Brian Raymond: Yeah. And I think, I think what Preston Dunlap and the team at the air force started with ABMS, what's continuing with what NORTHCOM is doing around JADC2, what the army is doing with its various demonstrations, people are convinced that this is how we have to go. Now, it's just a matter of like how do we get there as quickly as possible? And folks like David Spirk who's the chief data officer at the Pentagon talks a lot about work the department needs to do, as well as work the department needs to do with its allies to get data ready and have a data first mindset so that, one, you can get the data you need to train. Two, you can have the GPU's and the cloud infrastructure you need in order to train and run them. And then three, you empower the ground units who know the problems they need to solve to go pick up that tooling and go run with it. And so I think from a leadership perspective and from where they're going there's so much great work going on right now but it's in little pockets. But it's getting a lot of visibility, folks are generally convinced. And I think what we should be looking at is the finalization of the JADC2 strategy work that's going on right now. And once all the leadership's installed at the Pentagon that strategy is codified and you start having doctrine fall out of that, then I think that will mark this turning point into this AI enabled and AI driven workforce that already knows that they want it.
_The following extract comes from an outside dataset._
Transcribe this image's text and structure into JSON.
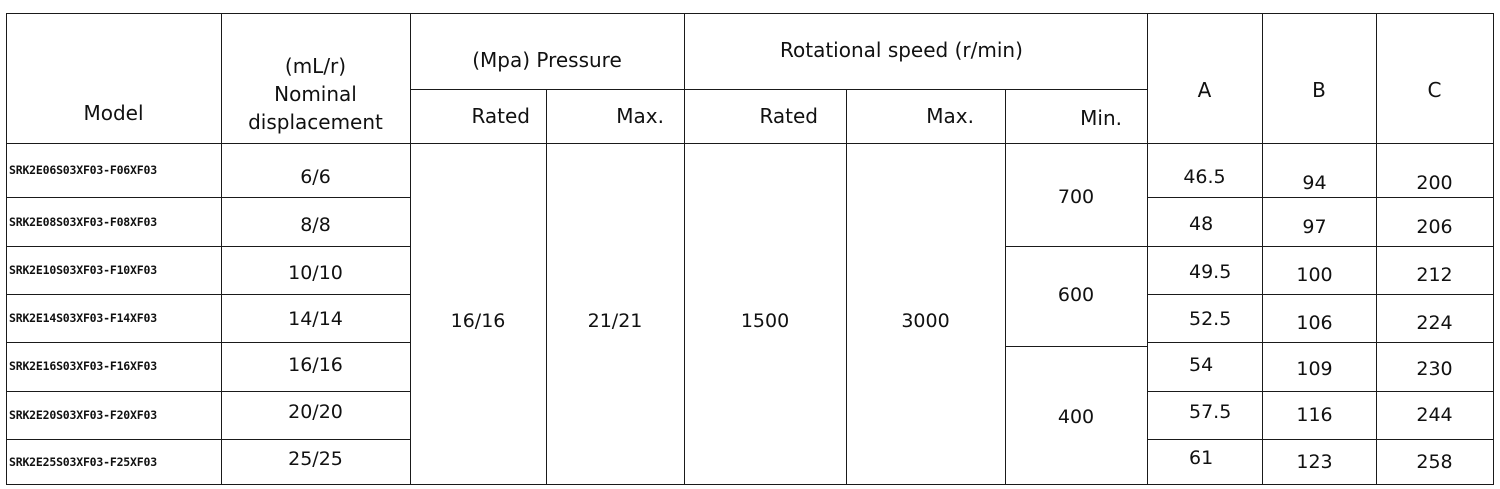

Terry Pattar: Yeah. That's pretty interesting. I think for me personally, I'm thinking that the turning point is going to come when the 700 page report you mentioned when I've got an AI tool that can summarize it for me so I don't have to read it myself.
Brian Raymond: Absolutely.
Terry Pattar: It's been great talking to you, Brian. I have so many sort of pent- up questions I can pepper you with, but most of those would reveal my own ignorance and probably bore you in terms of the basic nature of them. So I look forward to hearing more about the capability as it develops and to keeping in touch with you, and finding out more about the work of Primer and what you're involved in. But also seeing how a lot of these big initiatives develop and seeing how we collectively across the national security space in public and private sector do come together as you talked about to try and counter some of these big threats that we're facing and how they might develop in future so exciting times ahead I think.
Brian Raymond: Terry, thanks for having me. I've enjoyed the conversation and look forward to picking it back up again soon.
Terry Pattar: That's great. Thanks Brian.